Investing in Gentrack Group (NZSE:GTK) a year ago would have delivered you a 81% gain

The simplest way to invest in stocks is to buy exchange traded funds. But investors can boost returns by picking market-beating companies to own shares in. For example, the Gentrack Group Limited (NZSE:GTK) share price is up 81% in the last 1 year, clearly besting the market decline of around 5.9% (not including dividends). If it can keep that out-performance up over the long term, investors will do very well! Looking back further, the stock price is 47% higher than it was three years ago.

So let's investigate and see if the longer term performance of the company has been in line with the underlying business' progress.

View our latest analysis for Gentrack Group

Gentrack Group isn't currently profitable, so most analysts would look to revenue growth to get an idea of how fast the underlying business is growing. Shareholders of unprofitable companies usually expect strong revenue growth. As you can imagine, fast revenue growth, when maintained, often leads to fast profit growth.

Over the last twelve months, Gentrack Group's revenue grew by 19%. We respect that sort of growth, no doubt. Buyers pushed the share price 81% in response, which isn't unreasonable. If the company can maintain the revenue growth, the share price could go higher still. But before deciding this growth stock is underappreciated, you might want to check out profitability trends (and cash flow)

You can see below how earnings and revenue have changed over time (discover the exact values by clicking on the image).

earnings-and-revenue-growth
earnings-and-revenue-growth

Take a more thorough look at Gentrack Group's financial health with this free report on its balance sheet.

A Different Perspective

It's good to see that Gentrack Group has rewarded shareholders with a total shareholder return of 81% in the last twelve months. There's no doubt those recent returns are much better than the TSR loss of 8% per year over five years. The long term loss makes us cautious, but the short term TSR gain certainly hints at a brighter future. It's always interesting to track share price performance over the longer term. But to understand Gentrack Group better, we need to consider many other factors. To that end, you should be aware of the 1 warning sign we've spotted with Gentrack Group .

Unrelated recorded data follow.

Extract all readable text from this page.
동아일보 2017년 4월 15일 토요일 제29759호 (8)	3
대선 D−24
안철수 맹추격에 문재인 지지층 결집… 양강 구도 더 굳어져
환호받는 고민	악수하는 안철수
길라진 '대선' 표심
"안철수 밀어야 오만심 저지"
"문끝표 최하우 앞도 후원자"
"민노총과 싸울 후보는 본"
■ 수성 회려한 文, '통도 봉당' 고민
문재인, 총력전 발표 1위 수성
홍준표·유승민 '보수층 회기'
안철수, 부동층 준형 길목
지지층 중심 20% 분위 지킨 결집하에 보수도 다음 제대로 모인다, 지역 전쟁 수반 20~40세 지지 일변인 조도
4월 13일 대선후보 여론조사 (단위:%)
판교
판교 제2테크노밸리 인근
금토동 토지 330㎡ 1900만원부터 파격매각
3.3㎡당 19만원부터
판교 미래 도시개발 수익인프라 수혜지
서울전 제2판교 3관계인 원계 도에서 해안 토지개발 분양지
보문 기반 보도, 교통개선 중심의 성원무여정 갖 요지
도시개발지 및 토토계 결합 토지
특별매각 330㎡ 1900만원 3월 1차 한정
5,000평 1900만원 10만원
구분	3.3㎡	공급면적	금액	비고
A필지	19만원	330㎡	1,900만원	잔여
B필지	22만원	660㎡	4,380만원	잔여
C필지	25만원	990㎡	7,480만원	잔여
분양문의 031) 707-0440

But note: Gentrack Group may not be the best stock to buy. So take a peek at this free list of interesting companies with past earnings growth (and further growth forecast).

Please note, the market returns quoted in this article reflect the market weighted average returns of stocks that currently trade on NZ exchanges.

Have feedback on this article? Concerned about the content? Get in touch with us directly. Alternatively, email editorial-team (at) simplywallst.com.

This article by Simply Wall St is general in nature. We provide commentary based on historical data and analyst forecasts only using an unbiased methodology and our articles are not intended to be financial advice. It does not constitute a recommendation to buy or sell any stock, and does not take account of your objectives, or your financial situation. We aim to bring you long-term focused analysis driven by fundamental data. Note that our analysis may not factor in the latest price-sensitive company announcements or qualitative material. Simply Wall St has no position in any stocks mentioned.